3. “Tax cuts tilted toward the rich.” Even a proportional tax cut will save wealthier families more money. In 2013 (the latest year for which data are available), the typical family in the top 1 percent paid $420,000 in federal income taxes. The top 20 percent averaged $47,000, and the typical middle-income family paid $2,000. The bottom 40 percent collectively paid zero income tax. It is not easy to give the largest income-tax cuts to those who already pay no income tax.

That said, the Senate bill would make the tax code even more progressive. The bottom 80 percent of families currently pay 33 percent of all combined federal taxes, yet would get 37 percent of the tax cuts. By contrast, the top 1 percent currently pays 27 percent of all federal taxes but would get just 18 percent of the tax cuts. The result would be wealthy families paying a larger portion of the federal tax burden.

4. “Blows up the deficit.” Yes, it is legitimate to oppose these tax cuts because they would expand the projected ten-year budget deficit from $10 trillion to $12 trillion. But overheated critics are portraying this $2 trillion cost as the difference between fiscal solvency and a deficit-induced collapse. In reality, deficits will continue rising steeply with or without these tax cuts.

Additionally, the sudden deficit obsession of many on the left seems a bit disingenuous. If $2 trillion in tax cuts is unaffordable, then what about the $5 trillion in new deficit legislation signed by President Obama? Where are the liberal deficit concerns over Senator Bernie Sanders’s $30 trillion single-payer health plan (only half of which is paid for)? And when Republicans proposed addressing the staggering $82 trillion deficit projected for Social Security and Medicare over the next 30 years, where was the liberal proposal to bring these programs into solvency? There was none. Just a vicious ad portraying a Paul Ryan lookalike murdering a senior citizen.

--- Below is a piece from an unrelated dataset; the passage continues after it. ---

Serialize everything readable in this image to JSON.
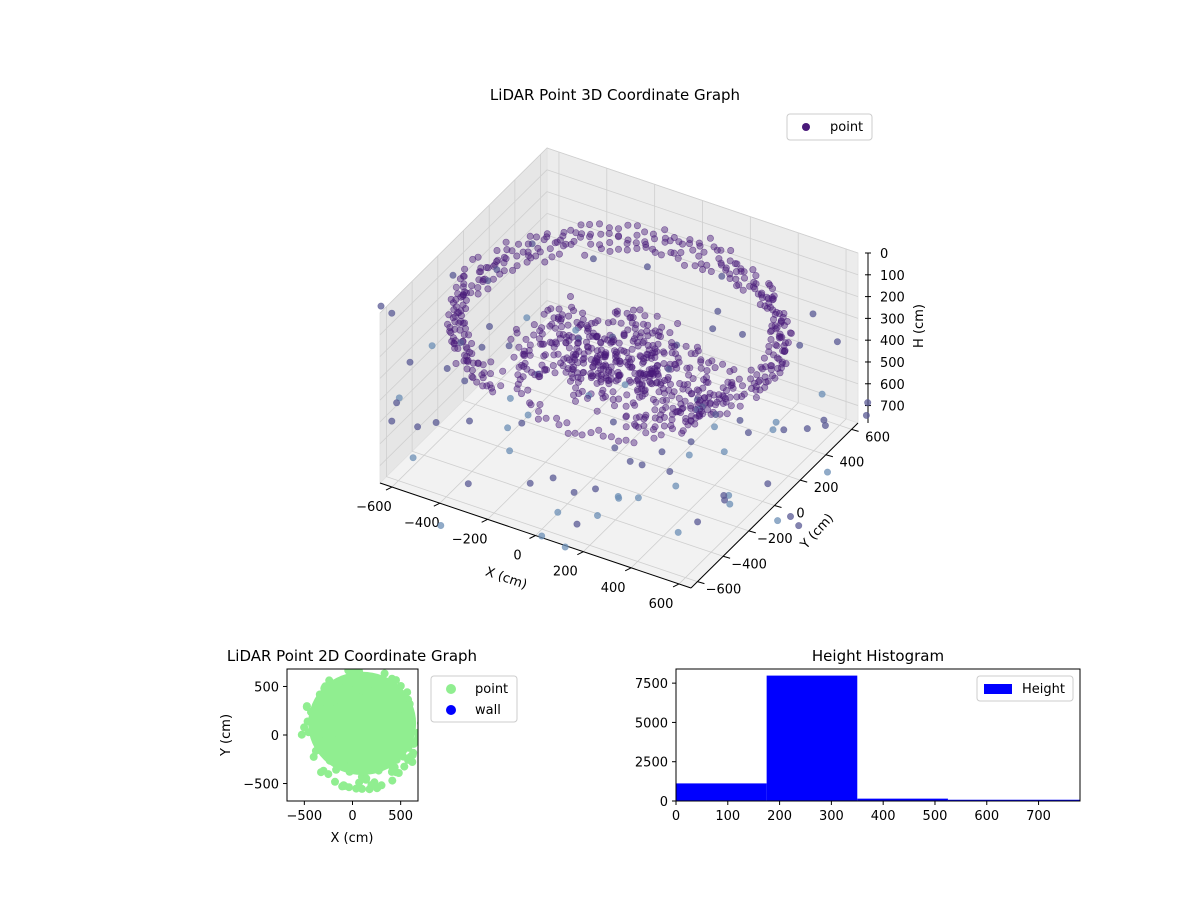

Critics who are unwilling to confront these mammoth spending deficits are in no position to lecture others on the deficit implications of a (comparatively modest) $2 trillion tax cut.

The tax-reform bills are far from perfect. But many critics are blatantly misrepresenting them. Voters should dismiss the four misleading arguments described above and seek out better information about the bills.